The Emperor Far Away review – an ambitious guide to China’s far-flung corners

David Eimer's tour of the Chinese provinces is a reminder that there is much more to the country than its Pacific seaboard, writes Isabel Hilton
  
  

emperor far away review
Chinese border guards. The country has 22,000 kilometres of borders with 14 other nations. Photograph: Peter Parks/AFP/Getty Images Photograph: Peter Parks/AFP/Getty Images

When anyone claims, as official histories do, that China has never invaded another country, there is some harmless amusement to be had in asking why, if so, the Great Wall is in the middle of the country? From the 14th century, the Ming dynasty Jade Gate fort, now in the province of Gansu, marked the western limits of civilisation.
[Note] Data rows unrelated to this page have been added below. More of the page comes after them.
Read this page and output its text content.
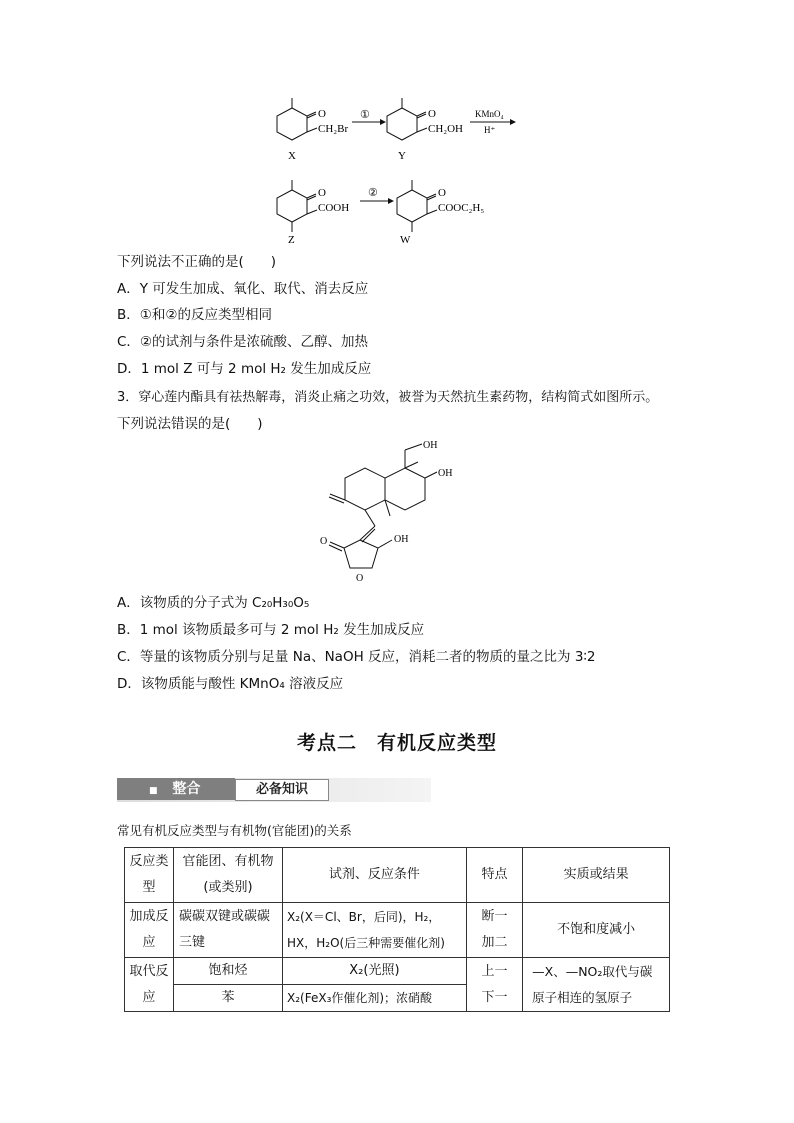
O
CH₂Br
X
①	O
CH₂OH
Y
KMnO₄
H⁺
O
COOH
Z
②	O
COOC₂H₅
W
下列说法不正确的是(　　)
A．Y 可发生加成、氧化、取代、消去反应
B．①和②的反应类型相同
C．②的试剂与条件是浓硫酸、乙醇、加热
D．1 mol Z 可与 2 mol H₂ 发生加成反应
3．穿心莲内酯具有祛热解毒，消炎止痛之功效，被誉为天然抗生素药物，结构简式如图所示。
下列说法错误的是(　　)
OH
OH
OH
O
O
A．该物质的分子式为 C₂₀H₃₀O₅
B．1 mol 该物质最多可与 2 mol H₂ 发生加成反应
C．等量的该物质分别与足量 Na、NaOH 反应，消耗二者的物质的量之比为 3∶2
D．该物质能与酸性 KMnO₄ 溶液反应
考点二　有机反应类型
■ 整合	必备知识
常见有机反应类型与有机物(官能团)的关系
反应类型	官能团、有机物(或类别)	试剂、反应条件	特点	实质或结果

加成反应	碳碳双键或碳碳三键	X₂(X＝Cl、Br，后同)，H₂，
HX，H₂O(后三种需要催化剂)	断一加二	不饱和度减小

取代反应	饱和烃	X₂(光照)	上一下一	—X、—NO₂取代与碳原子相连的氢原子

	苯	X₂(FeX₃作催化剂)；浓硝酸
Beyond, as David Eimer reminds us in The Emperor Far Away: Travels at the Edge of China, lay demons, wind and emptiness. These phenomena are now incorporated into today's enlarged China, along with approximately 100 million non-Han citizens who live for the most part along China's 22,000 kilometres of land border, looking across the frontier at any of China's 14 neighbouring states. These include the Kim dynasty's North Korea, post-communist Mongolia, the post-Soviet "stans" of Central Asia, Myanmar, Vietnam and Russia, most with ethnic counterparts on the other side of the China border. Then there is India and its old enemy Pakistan, and a short border with Afghanistan. Eimer has travelled around much of this vast periphery, and has written an ambitious if uneven travel book that serves as a useful reminder that China is vastly more than the well-trodden eastern seaboard.